Entraron en Zautla con el paso de un ejército victorioso, y no como
una tropa que había estado a punto de morir helada en los
puertos.
Al capitán general le habían dado la mejor
casa de Zautla. La gran mesa de roble y su silla favorita de madera
tallada, con incrustaciones de latón y turquesas, transportadas
desde la costa a hombros de los porteadores, ocupaban el centro de
la habitación principal.
Benítez observó que en la reunión matinal
con los capitanes había una novedad: La Malinche estaba allí, pero
sin Aguilar para oficiar de traductor. El humor general era de
optimismo. La noche anterior habían saciado su hambre con pavos
asados y tortillas de maíz, y por primera vez habían dormido bajo
techo desde que salieron de Cempoallan. Ya comenzaban a olvidar los
horrores del viaje.
—Caballeros, tenemos que tomar una decisión
—anunció Cortés—. Al parecer, se ha suscitado una discusión sobre
cómo debemos proceder a partir de aquí.
—¿Cuáles son las alternativas? —preguntó
Alvarado.
—Podemos seguir por dos rutas. Anoche hablé
con el cacique de esta ciudad e insistió mucho en que vaya por un
lugar que ellos llaman Cholulan. Dijo que podíamos estar seguros de
tener una entusiasta bienvenida. No obstante, los totonacas me
aconsejan la ruta más larga y difícil y sugieren que pasemos a
través de las tierras de Tlaxcala.
—¡Por el culo de la Virgen! —exclamó una
voz—. No podéis valorar la palabra de un mexica por encima de la de
un totonaca.
Todos se volvieron para mirar a La
Malinche.
Benítez sonrió. La muchacha había pasado
demasiado tiempo en compañía de hombres como Jaramillo, Sandoval y
Alvarado. El capitán general parecía atónito.
—Tendremos que reemplazar a vuestros tutores
—manifestó a modo de reproche.
—¿Qué sabéis de los tlaxcaltecas, doña
Marina? —preguntó Alvarado.
—Están en guerra contra los mexicas desde
hace más tiempo de lo que cualquiera recuerda —respondió ella—La
mayoría de los corazones que se arrancan cada año en los altares de
Moctezuma pertenecen a los cautivos tlaxcaltecas. Son sus enemigos
mortales.
Un largo silencio siguió a las palabras de
La Malinche. Cortés miró a los presentes.

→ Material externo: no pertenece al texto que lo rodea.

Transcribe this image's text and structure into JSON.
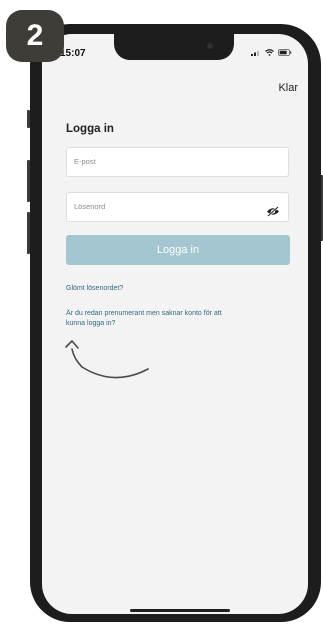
{
  "step_badge": "2",
  "status_bar": {
    "time": "15:07"
  },
  "nav": {
    "done_label": "Klar"
  },
  "login": {
    "title": "Logga in",
    "email_placeholder": "E-post",
    "password_placeholder": "Lösenord",
    "submit_label": "Logga in",
    "forgot_password_link": "Glömt lösenordet?",
    "subscriber_link_line1": "Är du redan prenumerant men saknar konto för att",
    "subscriber_link_line2": "kunna logga in?"
  },
  "colors": {
    "button": "#a3c6d0",
    "link": "#2f6b84",
    "badge": "#3f3d38",
    "screen_bg": "#f3f3f3"
  },
  "icons": [
    "eye-off-icon",
    "signal-icon",
    "wifi-icon",
    "battery-icon",
    "curved-arrow-icon"
  ]
}
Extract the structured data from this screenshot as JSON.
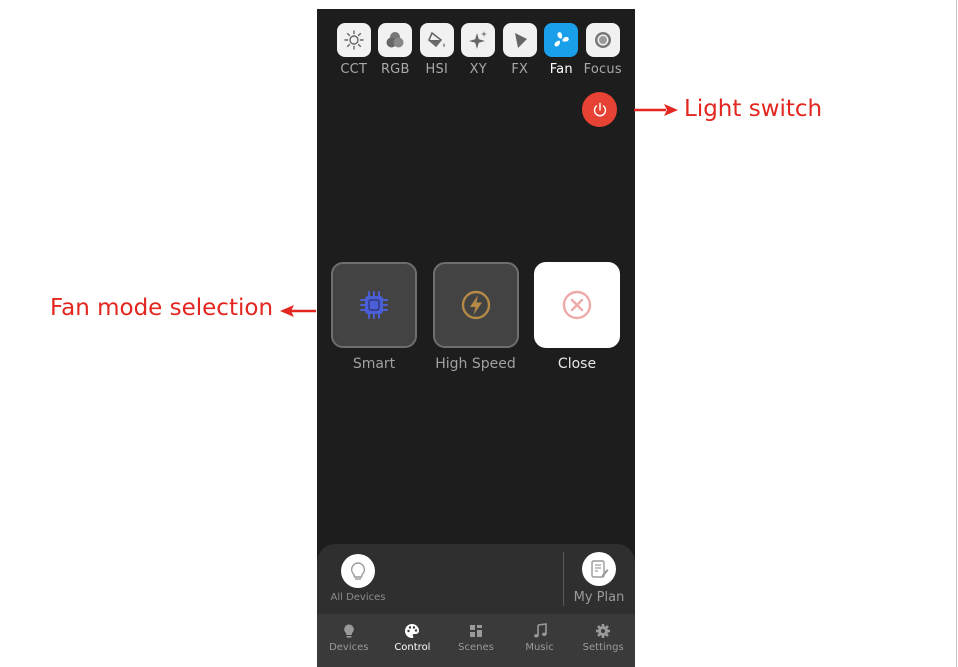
{
  "mode_tabs": [
    {
      "label": "CCT",
      "icon": "sun-icon"
    },
    {
      "label": "RGB",
      "icon": "color-circles-icon"
    },
    {
      "label": "HSI",
      "icon": "paint-bucket-icon"
    },
    {
      "label": "XY",
      "icon": "sparkle-icon"
    },
    {
      "label": "FX",
      "icon": "fx-triangle-icon"
    },
    {
      "label": "Fan",
      "icon": "fan-icon",
      "active": true
    },
    {
      "label": "Focus",
      "icon": "focus-ring-icon"
    }
  ],
  "fan_modes": [
    {
      "label": "Smart",
      "icon": "chip-icon"
    },
    {
      "label": "High Speed",
      "icon": "lightning-icon"
    },
    {
      "label": "Close",
      "icon": "close-circle-icon",
      "selected": true
    }
  ],
  "bottom_panel": {
    "all_devices_label": "All Devices",
    "my_plan_label": "My Plan"
  },
  "tab_bar": [
    {
      "label": "Devices",
      "icon": "bulb-icon"
    },
    {
      "label": "Control",
      "icon": "palette-icon",
      "active": true
    },
    {
      "label": "Scenes",
      "icon": "grid-icon"
    },
    {
      "label": "Music",
      "icon": "music-note-icon"
    },
    {
      "label": "Settings",
      "icon": "gear-icon"
    }
  ],
  "annotations": {
    "light_switch": "Light switch",
    "fan_mode_selection": "Fan mode selection"
  },
  "colors": {
    "active_blue": "#1aa0ea",
    "power_red": "#e74335",
    "annotation_red": "#e3261f",
    "background": "#1d1d1d"
  }
}
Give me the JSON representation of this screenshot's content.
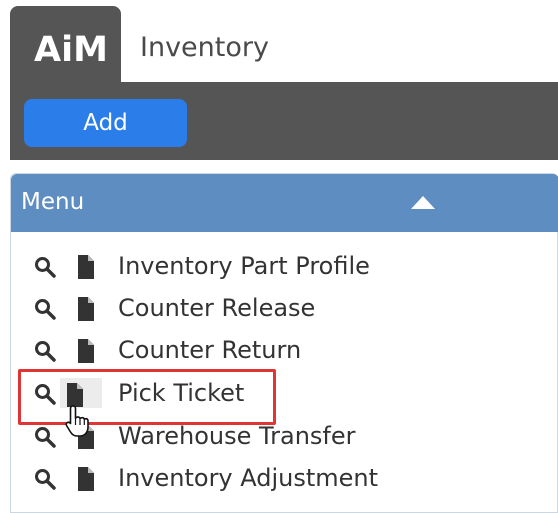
{
  "header": {
    "logo_text": "AiM",
    "app_title": "Inventory"
  },
  "toolbar": {
    "add_label": "Add"
  },
  "menu": {
    "title": "Menu",
    "collapse_icon": "caret-up-icon",
    "items": [
      {
        "label": "Inventory Part Profile"
      },
      {
        "label": "Counter Release"
      },
      {
        "label": "Counter Return"
      },
      {
        "label": "Pick Ticket",
        "highlighted": true
      },
      {
        "label": "Warehouse Transfer"
      },
      {
        "label": "Inventory Adjustment"
      }
    ]
  },
  "icons": {
    "search": "search-icon",
    "document": "document-icon",
    "cursor": "hand-pointer-cursor"
  },
  "colors": {
    "dark_bar": "#555555",
    "add_button": "#2b7de9",
    "menu_header": "#5e8dc2",
    "highlight": "#e03535"
  }
}
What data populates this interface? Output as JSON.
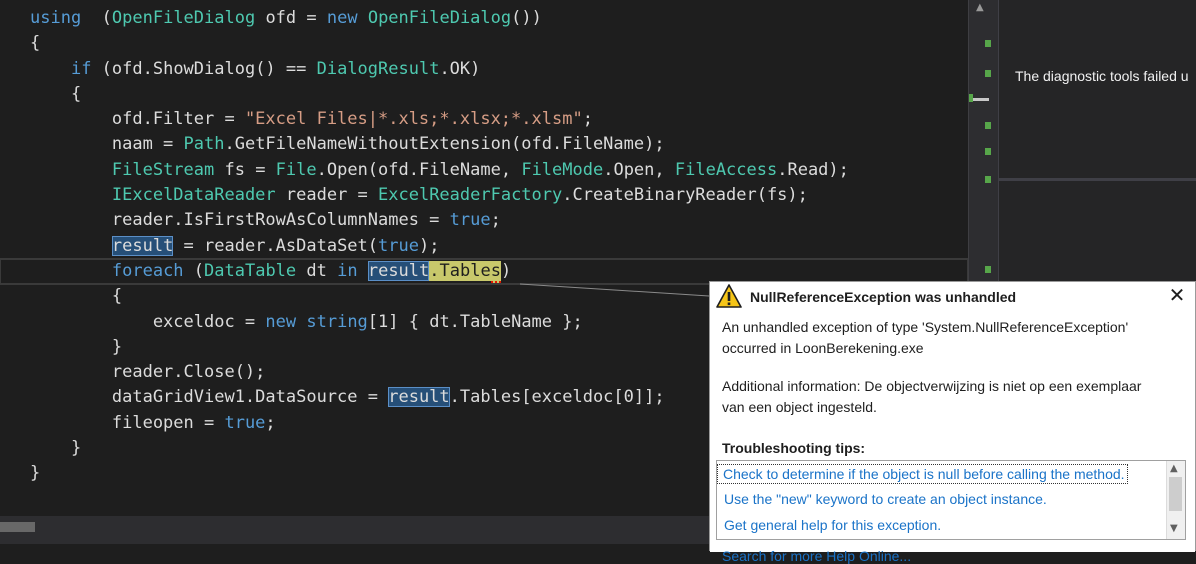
{
  "editor": {
    "lines": [
      [
        [
          "kw",
          "using"
        ],
        [
          "",
          "  ("
        ],
        [
          "ty",
          "OpenFileDialog"
        ],
        [
          "",
          " ofd = "
        ],
        [
          "kw",
          "new"
        ],
        [
          "",
          ""
        ],
        [
          "",
          " "
        ],
        [
          "ty",
          "OpenFileDialog"
        ],
        [
          "",
          "())"
        ]
      ],
      [
        [
          "",
          "{"
        ]
      ],
      [
        [
          "",
          "    "
        ],
        [
          "kw",
          "if"
        ],
        [
          "",
          " (ofd.ShowDialog() == "
        ],
        [
          "ty",
          "DialogResult"
        ],
        [
          "",
          ".OK)"
        ]
      ],
      [
        [
          "",
          "    {"
        ]
      ],
      [
        [
          "",
          "        ofd.Filter = "
        ],
        [
          "str",
          "\"Excel Files|*.xls;*.xlsx;*.xlsm\""
        ],
        [
          "",
          ";"
        ]
      ],
      [
        [
          "",
          "        naam = "
        ],
        [
          "ty",
          "Path"
        ],
        [
          "",
          ".GetFileNameWithoutExtension(ofd.FileName);"
        ]
      ],
      [
        [
          "",
          "        "
        ],
        [
          "ty",
          "FileStream"
        ],
        [
          "",
          " fs = "
        ],
        [
          "ty",
          "File"
        ],
        [
          "",
          ".Open(ofd.FileName, "
        ],
        [
          "ty",
          "FileMode"
        ],
        [
          "",
          ".Open, "
        ],
        [
          "ty",
          "FileAccess"
        ],
        [
          "",
          ".Read);"
        ]
      ],
      [
        [
          "",
          "        "
        ],
        [
          "ty",
          "IExcelDataReader"
        ],
        [
          "",
          " reader = "
        ],
        [
          "ty",
          "ExcelReaderFactory"
        ],
        [
          "",
          ".CreateBinaryReader(fs);"
        ]
      ],
      [
        [
          "",
          "        reader.IsFirstRowAsColumnNames = "
        ],
        [
          "kw",
          "true"
        ],
        [
          "",
          ";"
        ]
      ],
      [
        [
          "",
          "        "
        ],
        [
          "hl",
          "result"
        ],
        [
          "",
          " = reader.AsDataSet("
        ],
        [
          "kw",
          "true"
        ],
        [
          "",
          ");"
        ]
      ],
      [
        [
          "",
          "        "
        ],
        [
          "kw",
          "foreach"
        ],
        [
          "",
          " ("
        ],
        [
          "ty",
          "DataTable"
        ],
        [
          "",
          " dt "
        ],
        [
          "kw",
          "in"
        ],
        [
          "",
          " "
        ],
        [
          "hl2",
          "result"
        ],
        [
          "warn",
          ".Table"
        ],
        [
          "warnsq",
          "s"
        ],
        [
          "",
          ")"
        ]
      ],
      [
        [
          "",
          "        {"
        ]
      ],
      [
        [
          "",
          "            exceldoc = "
        ],
        [
          "kw",
          "new"
        ],
        [
          "",
          " "
        ],
        [
          "kw",
          "string"
        ],
        [
          "",
          "[1] { dt.TableName };"
        ]
      ],
      [
        [
          "",
          "        }"
        ]
      ],
      [
        [
          "",
          "        reader.Close();"
        ]
      ],
      [
        [
          "",
          "        dataGridView1.DataSource = "
        ],
        [
          "hl",
          "result"
        ],
        [
          "",
          ".Tables[exceldoc[0]];"
        ]
      ],
      [
        [
          "",
          "        fileopen = "
        ],
        [
          "kw",
          "true"
        ],
        [
          "",
          ";"
        ]
      ],
      [
        [
          "",
          "    }"
        ]
      ],
      [
        [
          "",
          "}"
        ]
      ]
    ],
    "current_line_index": 10
  },
  "diagnostics": {
    "message": "The diagnostic tools failed u"
  },
  "exception_popup": {
    "title": "NullReferenceException was unhandled",
    "description_line1": "An unhandled exception of type 'System.NullReferenceException'",
    "description_line2": "occurred in LoonBerekening.exe",
    "additional_line1": "Additional information: De objectverwijzing is niet op een exemplaar",
    "additional_line2": "van een object ingesteld.",
    "tips_heading": "Troubleshooting tips:",
    "tips": [
      "Check to determine if the object is null before calling the method.",
      "Use the \"new\" keyword to create an object instance.",
      "Get general help for this exception."
    ],
    "more_link": "Search for more Help Online...",
    "close_glyph": "✕"
  },
  "colors": {
    "keyword": "#569cd6",
    "type": "#4ec9b0",
    "string": "#d69d85",
    "link": "#1a73c8",
    "warning": "#f5c518"
  },
  "icons": {
    "warning": "warning-triangle-icon",
    "close": "close-icon"
  }
}
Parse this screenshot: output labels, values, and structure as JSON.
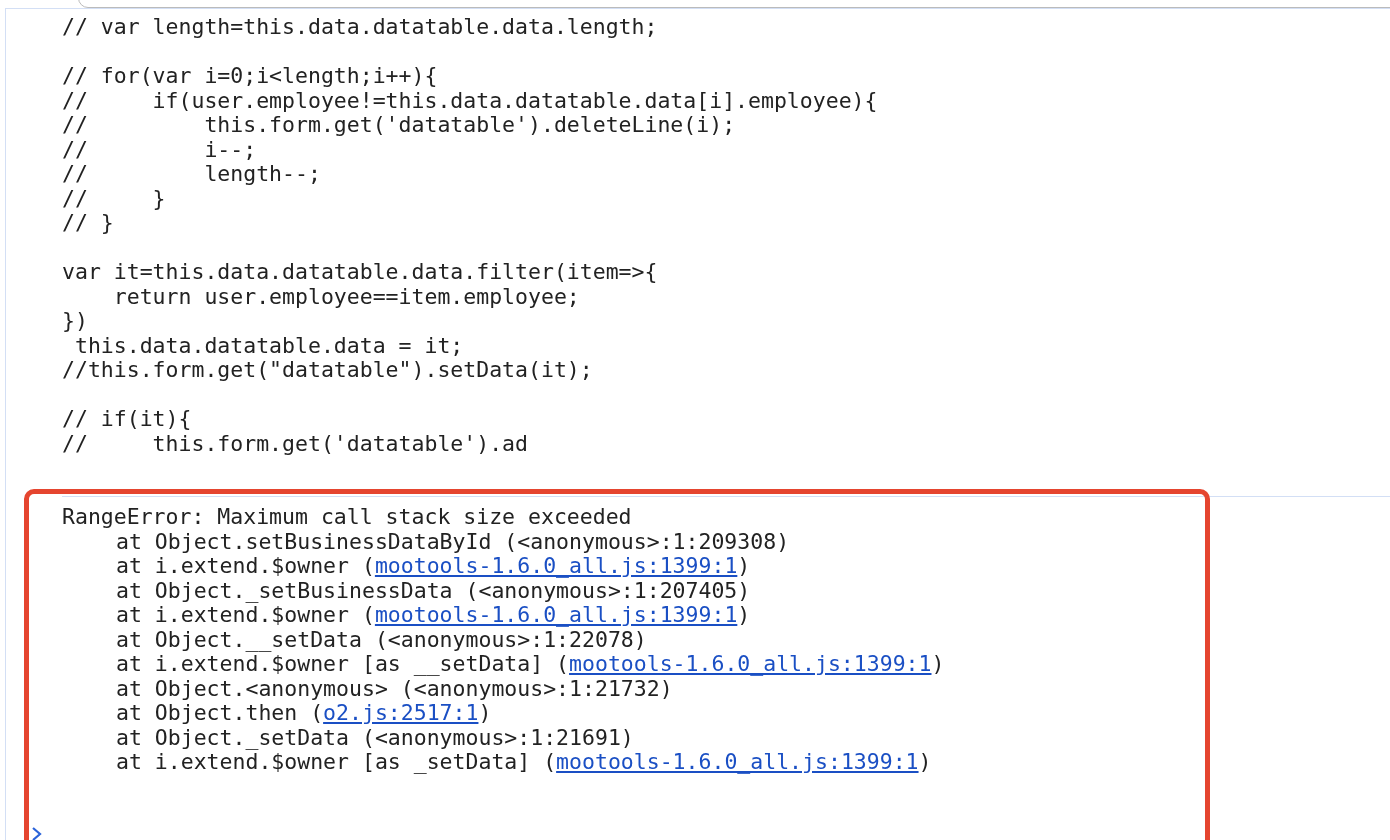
{
  "code_blocks": [
    [
      "// var length=this.data.datatable.data.length;"
    ],
    [
      "// for(var i=0;i<length;i++){",
      "//     if(user.employee!=this.data.datatable.data[i].employee){",
      "//         this.form.get('datatable').deleteLine(i);",
      "//         i--;",
      "//         length--;",
      "//     }",
      "// }"
    ],
    [
      "var it=this.data.datatable.data.filter(item=>{",
      "    return user.employee==item.employee;",
      "})",
      " this.data.datatable.data = it;",
      "//this.form.get(\"datatable\").setData(it);"
    ],
    [
      "// if(it){",
      "//     this.form.get('datatable').ad"
    ]
  ],
  "error": {
    "message": "RangeError: Maximum call stack size exceeded",
    "frames": [
      {
        "text": "at Object.setBusinessDataById (<anonymous>:1:209308)"
      },
      {
        "text": "at i.extend.$owner (",
        "link": "mootools-1.6.0_all.js:1399:1",
        "suffix": ")"
      },
      {
        "text": "at Object._setBusinessData (<anonymous>:1:207405)"
      },
      {
        "text": "at i.extend.$owner (",
        "link": "mootools-1.6.0_all.js:1399:1",
        "suffix": ")"
      },
      {
        "text": "at Object.__setData (<anonymous>:1:22078)"
      },
      {
        "text": "at i.extend.$owner [as __setData] (",
        "link": "mootools-1.6.0_all.js:1399:1",
        "suffix": ")"
      },
      {
        "text": "at Object.<anonymous> (<anonymous>:1:21732)"
      },
      {
        "text": "at Object.then (",
        "link": "o2.js:2517:1",
        "suffix": ")"
      },
      {
        "text": "at Object._setData (<anonymous>:1:21691)"
      },
      {
        "text": "at i.extend.$owner [as _setData] (",
        "link": "mootools-1.6.0_all.js:1399:1",
        "suffix": ")"
      }
    ]
  }
}
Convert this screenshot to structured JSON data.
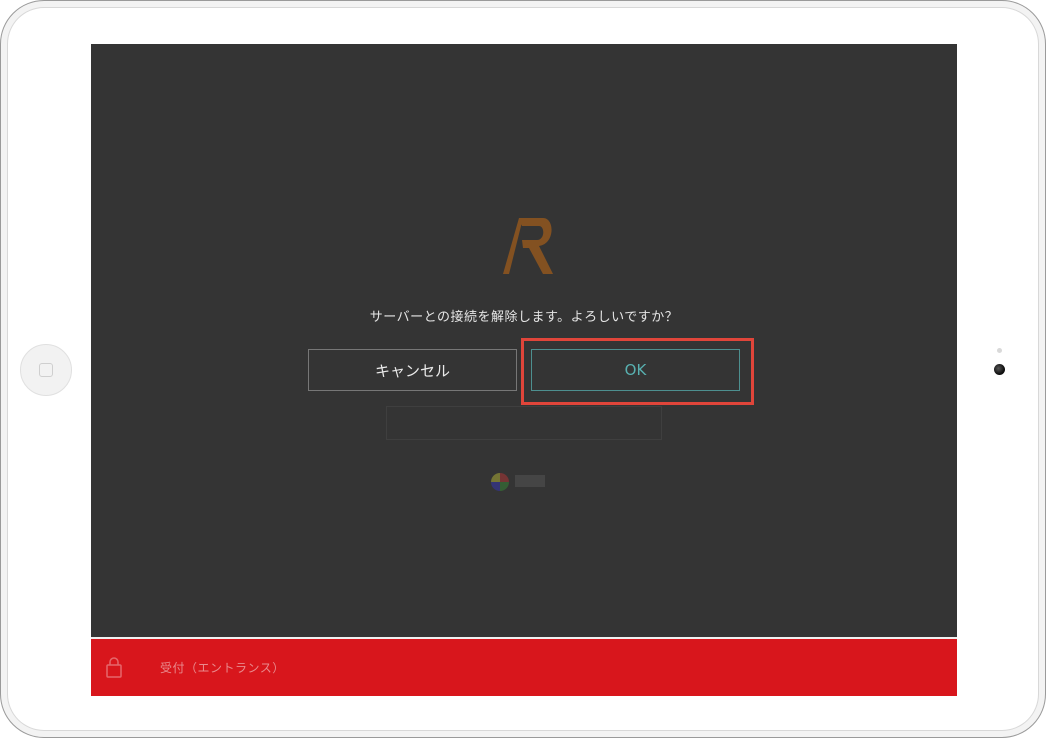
{
  "dialog": {
    "message": "サーバーとの接続を解除します。よろしいですか？",
    "cancel_label": "キャンセル",
    "ok_label": "OK"
  },
  "footer": {
    "label": "受付（エントランス）"
  },
  "colors": {
    "screen_background": "#343434",
    "footer_background": "#d8161c",
    "ok_accent": "#58b0b0",
    "highlight": "#e0453a"
  },
  "icons": {
    "logo": "r-logo-icon",
    "lock": "lock-icon"
  }
}
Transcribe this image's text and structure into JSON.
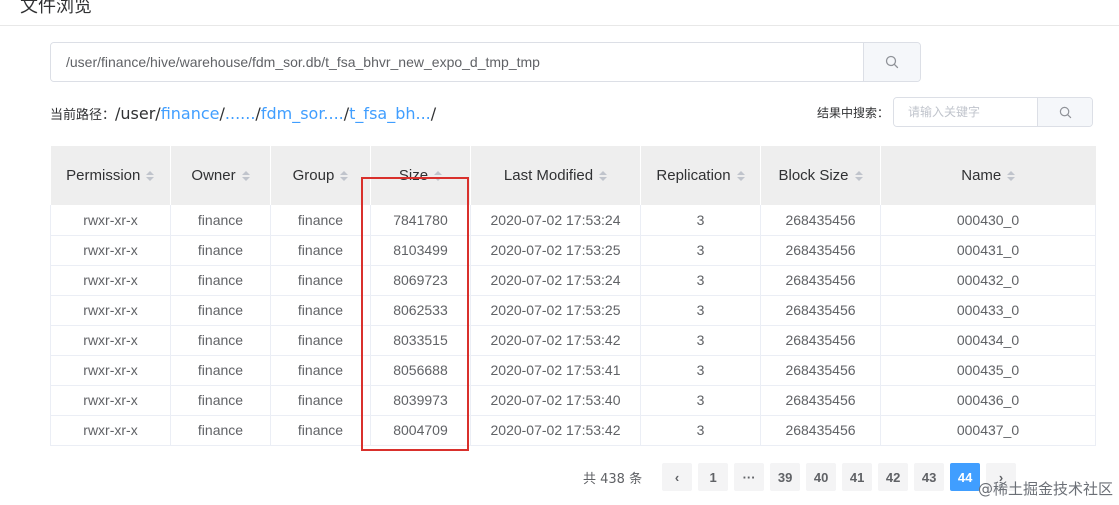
{
  "page": {
    "title": "文件浏览"
  },
  "path_search": {
    "value": "/user/finance/hive/warehouse/fdm_sor.db/t_fsa_bhvr_new_expo_d_tmp_tmp"
  },
  "breadcrumb": {
    "prefix": "当前路径：",
    "root": "/user/",
    "links": [
      "finance",
      "......",
      "fdm_sor....",
      "t_fsa_bh..."
    ],
    "separator": "/"
  },
  "result_search": {
    "label": "结果中搜索：",
    "placeholder": "请输入关键字"
  },
  "table": {
    "columns": [
      "Permission",
      "Owner",
      "Group",
      "Size",
      "Last Modified",
      "Replication",
      "Block Size",
      "Name"
    ],
    "rows": [
      [
        "rwxr-xr-x",
        "finance",
        "finance",
        "7841780",
        "2020-07-02 17:53:24",
        "3",
        "268435456",
        "000430_0"
      ],
      [
        "rwxr-xr-x",
        "finance",
        "finance",
        "8103499",
        "2020-07-02 17:53:25",
        "3",
        "268435456",
        "000431_0"
      ],
      [
        "rwxr-xr-x",
        "finance",
        "finance",
        "8069723",
        "2020-07-02 17:53:24",
        "3",
        "268435456",
        "000432_0"
      ],
      [
        "rwxr-xr-x",
        "finance",
        "finance",
        "8062533",
        "2020-07-02 17:53:25",
        "3",
        "268435456",
        "000433_0"
      ],
      [
        "rwxr-xr-x",
        "finance",
        "finance",
        "8033515",
        "2020-07-02 17:53:42",
        "3",
        "268435456",
        "000434_0"
      ],
      [
        "rwxr-xr-x",
        "finance",
        "finance",
        "8056688",
        "2020-07-02 17:53:41",
        "3",
        "268435456",
        "000435_0"
      ],
      [
        "rwxr-xr-x",
        "finance",
        "finance",
        "8039973",
        "2020-07-02 17:53:40",
        "3",
        "268435456",
        "000436_0"
      ],
      [
        "rwxr-xr-x",
        "finance",
        "finance",
        "8004709",
        "2020-07-02 17:53:42",
        "3",
        "268435456",
        "000437_0"
      ]
    ]
  },
  "pagination": {
    "total": "共 438 条",
    "pages": [
      "‹",
      "1",
      "···",
      "39",
      "40",
      "41",
      "42",
      "43",
      "44",
      "›"
    ],
    "active": "44"
  },
  "watermark": "@稀土掘金技术社区",
  "colors": {
    "accent": "#409eff",
    "highlight": "#d9302c",
    "header_bg": "#eeeeee"
  }
}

—Entonces, ¿vamos a Tlaxcala? —Todos
asintieron—. Muy bien. Le pediré a los totonacas que envíen cuatro
emisarios a los tlaxcaltecas para explicarles nuestra misión y
ofrecerles una alianza contra los mexicas. ¿Cómo pueden negarse?
Cuando se unan a nosotros tendremos a dos grandes pueblos como
aliados. El día que entremos en Tenochtitlan, Moctezuma se
encontrará solo y aislado sin necesidad de que nosotros
desenvainemos las espadas.
Todos asintieron con grandes sonrisas,
cautivados por las palabras de Cortés. Hacía que todo pareciera
sencillo. Benítez se imaginó a él mismo regresando a Extremadura
vestido de terciopelo con anillos de oro en los dedos y la bolsa
repleta de joyas. Lo que había parecido imposible en la costa se
había convertido repentinamente en algo posible en las montañas.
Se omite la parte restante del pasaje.